Dwarsliggers
Popper en de Belgische democratie
Recent werd de idee van een tweepartijenstelsel gelanceerd door Bart De Wever. De nep linkse politiek correcte nuttige idioten barsten dan uit in gemeenschappelijk gehuil in het bos van hun belgicistisch onkruid. Als het van De Wever komt moeten ze er verder niet over nadenken: het is fout. Een aantal van hen zijn zelfs niet bekwààm om er over na te denken.

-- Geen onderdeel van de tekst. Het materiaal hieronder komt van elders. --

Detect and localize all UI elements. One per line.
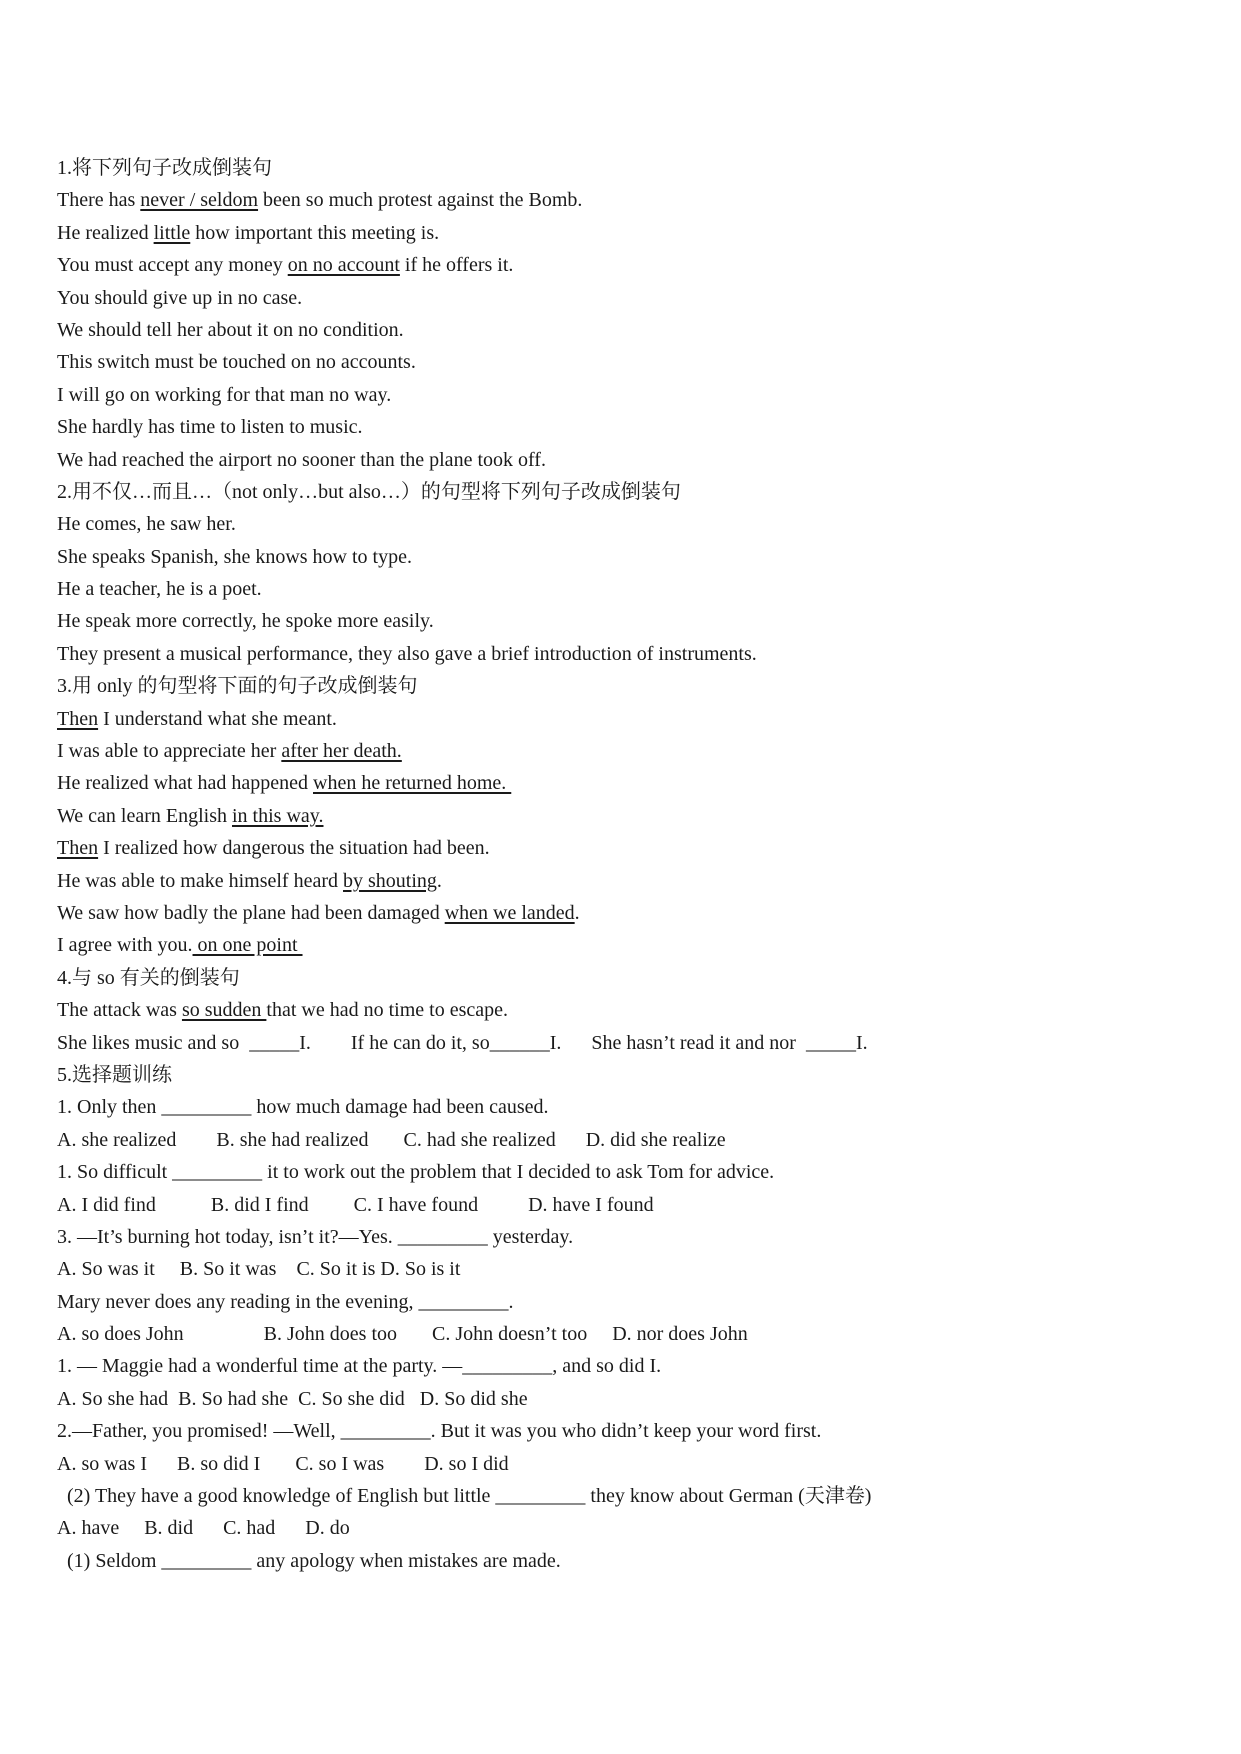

Natuurlijk zit er in het voorstel van De Wever opportunisme: in een tweepartijenstelsel zou De Wever met de laatste verkiezingsuitslag altijd aan de macht zijn. Maar als een alom gewaardeerd filosoof als Karl Popper voorstander is van een tweepartijenstelsel, kan je het voorstel van De Wever niet zo maar weg huilen. Overigens zou bij een volgende verkiezing het tweepartijenstelsel zich ook tegen De Wever kunnen keren.
Nu moet ik dadelijk nuanceren: Popper wil eigenlijk een democratie zonder partijen. Als ik dat lees word ik plots klaar wakker, want dat sluit aan bij de visie op democratie die ik heb ontwikkeld in mijn boek Eutopia *.
Er is wel een grondig verschil in uitgangspunt: Popper denkt puur individualistisch. Ik zoek naar een manier om respect voor de individuele persoon te verzoenen met de rol van de gemeenschappen. Let op het meervoud in gemeenschappen.
Voor mij bestaat er geen individuele persoon zonder een gemeenschap. De samenleving bestaat niet enkel uit individuen, maar ook uit gemeenschappen. De rechten en belangen van het individu moeten institutioneel gewaarborgd worden binnen zijn gemeenschap. (Iemand kan deel uit maken van meerdere gemeenschappen). Maar gemeenschap en staat vallen niet samen – zeker niet in een geglobaliseerde en multiculturele wereld – en dus zie ik de staat niet als een samenstelling van individuen, maar van gemeenschappen. De democratie op staatsniveau wordt niet gevormd door individuen, maar door gemeenschappen.
De basisgemeenschap waartoe een mens behoort is de wijk waarin hij woont. (het vroegere dorp). We moeten absoluut naar een organisatie van wonen waarin de mens leeft in contact met zijn buren. Er is tegenwoordig sprake van de atomisering van onze samenleving. Eenzaamheid is een groot probleem. Fysieke aanwezigheid in de woonomgeving is een noodzakelijke voorwaarde om die eenzaamheid in haar algemeenheid te voorkomen.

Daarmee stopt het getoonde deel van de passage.